スティーブ・ジョブズの本当の偉大さ

1990年代に深刻な経営危機に陥ったアップルを復活させた中心人物は?と聞かれれば、誰もが「スティーブ・ジョブズ」と即答するでしょう。ジョブズの確信と明確なビジョンによってiPhoneをはじめとした画期的なイノベーションが生み出され、これが時価総額世界一への道筋を切り開いたのだ・・・と一般的には考えられています。

しかし、実際には、ジョブズは携帯電話業界に参入することに真っ向から反対していました。では、誰がアップルに携帯電話を作らせたのか?

2004年、エンジニア、デザイナー、マーケターから成る小規模のチームがアップルのヒット製品iPodに通信機能を持たせ、携帯電話に変えるというアイデアをジョブズに売り込みます。結果は・・・

お前らは、一体なんのために、そんなバカげたことをするんだ・・・冗談もほどほどにしろ

よほど気に障ったのでしょう。このとき、反論・罵倒するジョブズの手は怒りで震えていたといいます。俺の可愛いiPodちゃんをお前らはよりによって携帯電話に変えようというのか!?

しかし、結果から言えば、このとき正しかったのはジョブズではなく、チームの方でした。音楽プレイヤー機能を備えた携帯電話はすでに他社によって開発され始めており、そのニーズが高まるだろうとチームは予測していたのです。

携帯電話を手放すことはできません。音楽プレイヤーも手元においておきたい。

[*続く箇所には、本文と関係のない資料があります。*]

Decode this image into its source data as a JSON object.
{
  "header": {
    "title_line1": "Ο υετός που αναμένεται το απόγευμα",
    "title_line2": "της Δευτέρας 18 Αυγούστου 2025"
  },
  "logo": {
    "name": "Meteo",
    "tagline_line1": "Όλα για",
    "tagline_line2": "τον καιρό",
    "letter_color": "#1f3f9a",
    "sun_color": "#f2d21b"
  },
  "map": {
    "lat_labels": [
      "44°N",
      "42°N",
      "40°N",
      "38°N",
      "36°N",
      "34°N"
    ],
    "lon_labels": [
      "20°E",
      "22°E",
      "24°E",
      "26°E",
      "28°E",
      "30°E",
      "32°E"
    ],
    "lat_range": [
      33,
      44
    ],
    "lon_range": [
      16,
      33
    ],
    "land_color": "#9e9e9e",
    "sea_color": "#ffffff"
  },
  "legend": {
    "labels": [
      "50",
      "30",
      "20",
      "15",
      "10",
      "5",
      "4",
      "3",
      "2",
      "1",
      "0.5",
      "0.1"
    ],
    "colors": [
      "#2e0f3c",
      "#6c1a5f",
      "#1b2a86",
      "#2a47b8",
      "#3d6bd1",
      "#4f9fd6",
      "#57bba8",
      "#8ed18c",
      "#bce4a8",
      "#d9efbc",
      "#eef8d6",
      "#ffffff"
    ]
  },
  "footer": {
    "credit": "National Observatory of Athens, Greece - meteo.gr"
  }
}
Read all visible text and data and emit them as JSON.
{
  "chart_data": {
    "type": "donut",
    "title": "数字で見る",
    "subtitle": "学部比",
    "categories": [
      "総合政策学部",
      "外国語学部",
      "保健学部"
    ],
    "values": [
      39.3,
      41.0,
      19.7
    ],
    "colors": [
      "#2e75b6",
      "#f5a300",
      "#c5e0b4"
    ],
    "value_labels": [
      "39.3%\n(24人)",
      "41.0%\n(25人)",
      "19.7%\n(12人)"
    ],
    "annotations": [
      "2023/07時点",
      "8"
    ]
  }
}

両者が別々の個体であれば二つのデバイスを持ち歩くしかないわけですが、他社のつくる携帯電話に音楽プレイヤーの機能が備わったとき、果たして顧客はiPodをそれまで通り、携帯してくれるだろうか?

チームの結論は「NO」でした。

早くしないと、他社のつくる携帯電話に音楽プレイヤーの機能が搭載される・・・しかし、ジョブズはiPodという製品のミニマルさを愛しており、余計な機能をつけることを非常に嫌がりました。

また、生来の権威嫌いでもあったジョブズは、携帯電話会社に対して不信感を抱いており、通信キャリアが課す様々な制限の中で製品をデザインしたくない、とも思っていたようです。

通話が途切れたり、ソフトウエアがクラッシュしたりすると、いら立ちのあまり自分の携帯電話を 叩きつけて粉々にしたこともあり、私的な立場でも公的な場でも「絶対に携帯電話はつくらない」と何度も断言していました。

それでも、同社のエンジニアは水面下でリサーチを始め、ジョブズの美意識を満たすような、画期的でミニマルな美しい携帯電話の開発を進め、何度も罵倒されながら、アップルがiPodに通信機能を持たせない限り、競合が音楽プレイヤーの市場を奪っていくと訴え続けたのです。